After the terrorist attacks of 9/11, the Bush Administration launched its War on Terror, attempting to prevent future terrorist attacks. Included in this process was the redefining of the phrase "enemy combatant" from being a soldier of an opposing force to really being the terminology we use to describe terrorist actors. The Bush Administration opened the Guantanamo Bay Detention Center in 2002 to detain and question enemy combatants, and the detention center is not held to the same human rights standards as traditional POW camps, prisons, etc.
Enemy combatants lack the rights of traditional prisoners of war, and ultimately have almost no rights granted them at Guantanamo Bay-- the primary reason why the center has been under fire since its creation. Do enemy combatants deserve rights once captured and detained? To what degree?
I would argue that because enemy combatants deliberately go against the rules of war, they should not be granted all of the rights that are granted to traditional soldiers. To do so would be to take away a major incentive for states to fight justly and within the realm of the rules of war. However, enemy combatants ought to be treated as people, giving them the right to life, right to freedom from torture, right to express their religion, etc.
So what status would you say that "enemy combatants" should have? If they are not Prisoners of War, I mean? Are they common criminals?
I think they really need this new categorization. Non-state actors are playing a unique role in the globalized world, and we can't squish them into an already existent box. So now, I guess we just need to figure out how we're going to approach this new categorization.

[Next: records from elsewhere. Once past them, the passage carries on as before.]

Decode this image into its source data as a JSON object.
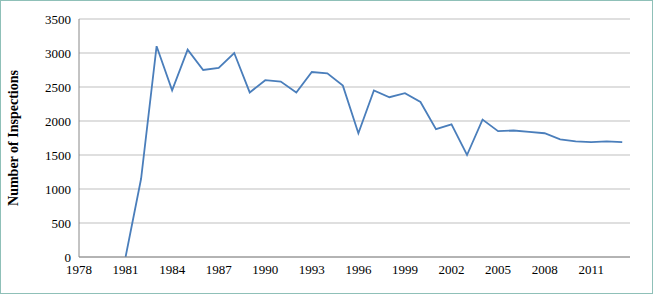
{
  "chart_data": {
    "type": "line",
    "y_label": "Number of Inspections",
    "x": [
      1981,
      1982,
      1983,
      1984,
      1985,
      1986,
      1987,
      1988,
      1989,
      1990,
      1991,
      1992,
      1993,
      1994,
      1995,
      1996,
      1997,
      1998,
      1999,
      2000,
      2001,
      2002,
      2003,
      2004,
      2005,
      2006,
      2007,
      2008,
      2009,
      2010,
      2011,
      2012,
      2013
    ],
    "values": [
      0,
      1150,
      3100,
      2450,
      3050,
      2750,
      2780,
      3000,
      2420,
      2600,
      2580,
      2420,
      2720,
      2700,
      2520,
      1820,
      2450,
      2350,
      2410,
      2280,
      1880,
      1950,
      1500,
      2020,
      1850,
      1860,
      1840,
      1820,
      1730,
      1700,
      1690,
      1700,
      1690
    ],
    "color": "#4a7ebb",
    "xlim": [
      1978,
      2013.5
    ],
    "xticks": [
      1978,
      1981,
      1984,
      1987,
      1990,
      1993,
      1996,
      1999,
      2002,
      2005,
      2008,
      2011
    ],
    "ylim": [
      0,
      3500
    ],
    "yticks": [
      0,
      500,
      1000,
      1500,
      2000,
      2500,
      3000,
      3500
    ],
    "grid": true
  }
}
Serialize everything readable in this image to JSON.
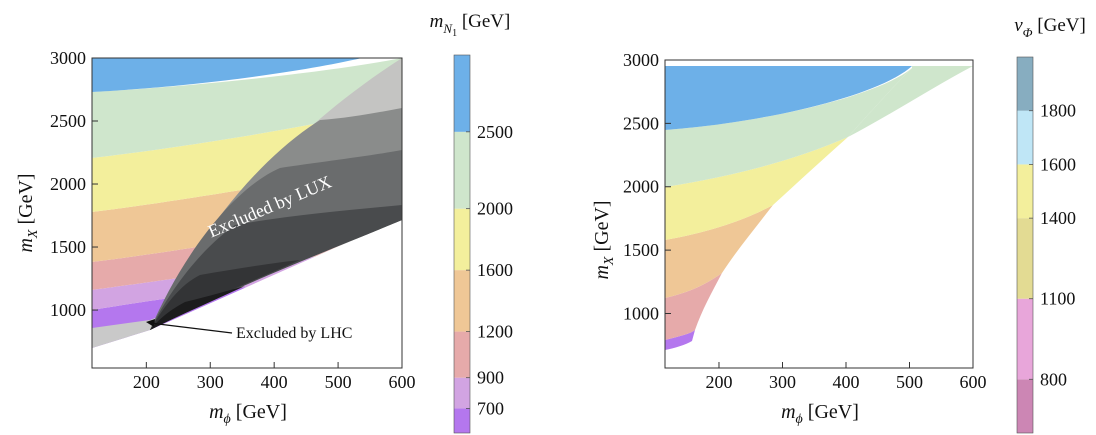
{
  "chart_data": [
    {
      "type": "contour",
      "title": "",
      "xlabel": {
        "symbol": "m",
        "subscript": "ϕ",
        "unit": " [GeV]"
      },
      "ylabel": {
        "symbol": "m",
        "subscript": "X",
        "unit": " [GeV]"
      },
      "xlim": [
        115,
        600
      ],
      "ylim": [
        540,
        3000
      ],
      "xticks": [
        200,
        300,
        400,
        500,
        600
      ],
      "yticks": [
        1000,
        1500,
        2000,
        2500,
        3000
      ],
      "colorbar": {
        "title": {
          "symbol": "m",
          "subscript": "N",
          "subsub": "1",
          "unit": " [GeV]"
        },
        "levels": [
          {
            "from": 540,
            "to": 700,
            "color": "#b477ee"
          },
          {
            "from": 700,
            "to": 900,
            "color": "#d2a4e2"
          },
          {
            "from": 900,
            "to": 1200,
            "color": "#e6aaaa"
          },
          {
            "from": 1200,
            "to": 1600,
            "color": "#efc796"
          },
          {
            "from": 1600,
            "to": 2000,
            "color": "#f3ef9c"
          },
          {
            "from": 2000,
            "to": 2500,
            "color": "#cfe6cc"
          },
          {
            "from": 2500,
            "to": 3000,
            "color": "#6db0e8"
          }
        ],
        "tick_labels": [
          700,
          900,
          1200,
          1600,
          2000,
          2500
        ]
      },
      "annotations": [
        {
          "text": "Excluded by LUX",
          "x": 375,
          "y": 1750,
          "rotation_deg": -23
        },
        {
          "text": "Excluded by LHC",
          "x": 395,
          "y": 760,
          "arrow_to": [
            210,
            820
          ]
        }
      ]
    },
    {
      "type": "contour",
      "title": "",
      "xlabel": {
        "symbol": "m",
        "subscript": "ϕ",
        "unit": " [GeV]"
      },
      "ylabel": {
        "symbol": "m",
        "subscript": "X",
        "unit": " [GeV]"
      },
      "xlim": [
        115,
        600
      ],
      "ylim": [
        570,
        3000
      ],
      "xticks": [
        200,
        300,
        400,
        500,
        600
      ],
      "yticks": [
        1000,
        1500,
        2000,
        2500,
        3000
      ],
      "colorbar": {
        "title": {
          "symbol": "v",
          "subscript": "Φ",
          "unit": " [GeV]"
        },
        "levels": [
          {
            "from": 600,
            "to": 800,
            "color": "#cc86b4"
          },
          {
            "from": 800,
            "to": 1100,
            "color": "#e8a6da"
          },
          {
            "from": 1100,
            "to": 1400,
            "color": "#e3db93"
          },
          {
            "from": 1400,
            "to": 1600,
            "color": "#f3ef9c"
          },
          {
            "from": 1600,
            "to": 1800,
            "color": "#bfe6f6"
          },
          {
            "from": 1800,
            "to": 2000,
            "color": "#87adc0"
          }
        ],
        "tick_labels": [
          800,
          1100,
          1400,
          1600,
          1800
        ]
      },
      "bands": [
        {
          "name": "purple",
          "color": "#b477ee"
        },
        {
          "name": "rose",
          "color": "#e6aaaa"
        },
        {
          "name": "orange",
          "color": "#efc796"
        },
        {
          "name": "yellow",
          "color": "#f3ef9c"
        },
        {
          "name": "green",
          "color": "#cfe6cc"
        },
        {
          "name": "blue",
          "color": "#6db0e8"
        }
      ]
    }
  ]
}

I guess the other question is why they shouldn't be afforded POW protections? Because they aren't fighting on behalf of a recognized nation state?

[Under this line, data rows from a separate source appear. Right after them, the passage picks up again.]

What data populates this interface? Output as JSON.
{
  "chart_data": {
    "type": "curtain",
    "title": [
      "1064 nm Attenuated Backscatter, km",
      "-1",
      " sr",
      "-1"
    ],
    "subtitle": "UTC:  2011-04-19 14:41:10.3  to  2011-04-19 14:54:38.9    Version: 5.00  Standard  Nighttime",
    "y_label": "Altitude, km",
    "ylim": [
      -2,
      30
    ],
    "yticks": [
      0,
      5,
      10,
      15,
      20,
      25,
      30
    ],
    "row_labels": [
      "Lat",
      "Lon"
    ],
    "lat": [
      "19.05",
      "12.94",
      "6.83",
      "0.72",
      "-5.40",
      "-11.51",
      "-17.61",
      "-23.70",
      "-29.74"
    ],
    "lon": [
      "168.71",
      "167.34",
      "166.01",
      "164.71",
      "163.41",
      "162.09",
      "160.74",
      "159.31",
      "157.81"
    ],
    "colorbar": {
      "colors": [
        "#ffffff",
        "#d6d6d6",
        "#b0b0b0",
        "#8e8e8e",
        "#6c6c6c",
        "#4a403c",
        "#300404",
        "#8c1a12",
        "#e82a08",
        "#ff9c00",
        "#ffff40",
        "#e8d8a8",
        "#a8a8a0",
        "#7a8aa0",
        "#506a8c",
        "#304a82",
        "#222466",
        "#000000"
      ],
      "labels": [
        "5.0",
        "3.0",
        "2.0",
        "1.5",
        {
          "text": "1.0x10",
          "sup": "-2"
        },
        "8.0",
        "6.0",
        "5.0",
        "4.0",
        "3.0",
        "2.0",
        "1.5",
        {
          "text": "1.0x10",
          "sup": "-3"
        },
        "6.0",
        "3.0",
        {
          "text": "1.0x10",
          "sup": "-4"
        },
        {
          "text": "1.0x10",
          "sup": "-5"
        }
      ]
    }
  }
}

But it's an interesting idea! Let me know how it goes!
Because they, by definition, go against the rules of war. They distinctively go against these rules of war by killing civilians and waging disproportionate war, taking them out of that realm of "civilized" warfare. Furthermore, to give them all of the rights of normal soldiers would be to take a major incentive for states to act within the rules of war away, which could ultimately lead to even more civilian deaths and even more disproportionate means of war.
I doubt if any enemy combatant ever got the right to freedom from torture as torture is the primary tool to elicit information from soldier/combatant.